Is Bankruptcy the Answer?

If you’ve suddenly lost your job, been out of work for months, or are hit with massive bills you cannot handle, you may find yourself considering bankruptcy.

While many creditors in fact are lenient enough in treating people who are on financial hardship, it cannot be denied that some would also be understandably harsh especially when the amount involved is very significant.

When the word bankruptcy is mentioned people instantly think of what is commonly known as Chapter 7, or relief from debt. There are two additional types – chapter 11, which is commonly used by businesses to adjust debts or reorganize, and chapter 13, which is another type of debt restructuring available to sole proprietorship businesses and individuals who do not meet the requirements for chapter 7.

In Chapter 7 bankruptcy, there is no mention of a debt repayment plan in contrast to the other types. A bankruptcy trustee appraises all your assets and decides which of them may be considered exempt such as a home, car, or other properties under lien which you would like to confirm. Non-exempt assets shall be collected and sold to settle a portion of your debt. Non-exempt assets includes luxury items acquired for the past 90 days, even on credit, and additional cars with no liens attached. The Bankruptcy Code authorizes the debtors to hold on to certain “exempt” assets and draw on any unclaimed equity on their home in order to decrease the value of other non-exempt assets which they wish to maintain.

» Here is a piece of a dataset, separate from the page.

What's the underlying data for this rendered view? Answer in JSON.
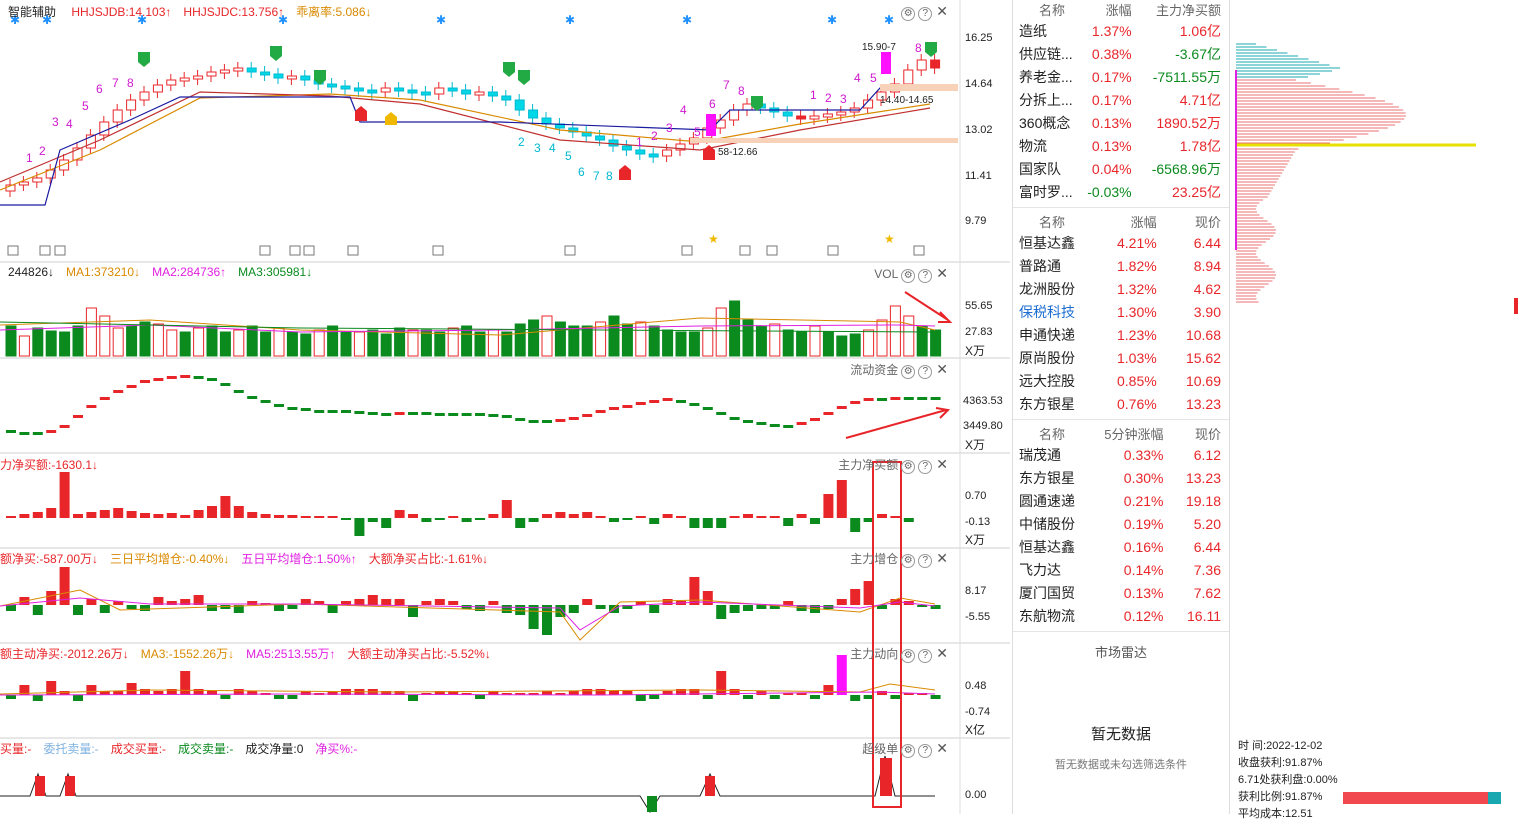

To qualify for chapter 7 relief, you are subject to a means test, which looks at your monthly income averaged over the previous six months. If you fall short of your state’s median income, you automatically qualify for Chapter 7 regardless of the amount of your liability. However, you cannot file if in the last six months you have received certain types of credit counseling or had a bankruptcy case dismissed because you did not comply with requirements or voluntarily dropped the case.

Bankruptcy is a complicated matter which demands a lot of paperwork, so it would be wise for you to hook up with a local lawyer or firm specializing on bankruptcy who can work with you via the internet and by phone.

The case will begin with the filing of an official petition, schedules and a statement of financial affairs in bankruptcy court. Once the petition has been officially filed, creditors are no longer able to go after your debts by either sequestering your property or filing cases against you. Any creditor who violates this stay, even a utility shut-off, can be held in contempt of court and ordered to pay you damages.

Even though bankruptcy seems like a win-win solution when you have creditors on the phone, there is definitely a huge downside to it. Nonexempt property will be sold to pay creditors, so you might lose a vacation home or family heirloom; it will become part of your credit history for 10 years as well as part of the public record; and the costs of bankruptcy itself can be steep and include court fees, trustee’s fees, consumer counseling and a financial education course, even without an attorney.

If you believe that Chapter 7 may provide the answer for you, then start assessing by researching the means test for bankruptcy in your state and weigh your income against the state’s income threshold. If you cannot meet this test, then look for other solutions by contacting creditors or debt counselors. If you still can’t make up your mind try asking for an appointment with a lawyer immediately in order to discuss the procedure. Once you have all the facts, the final decision is up to you and one only you can make.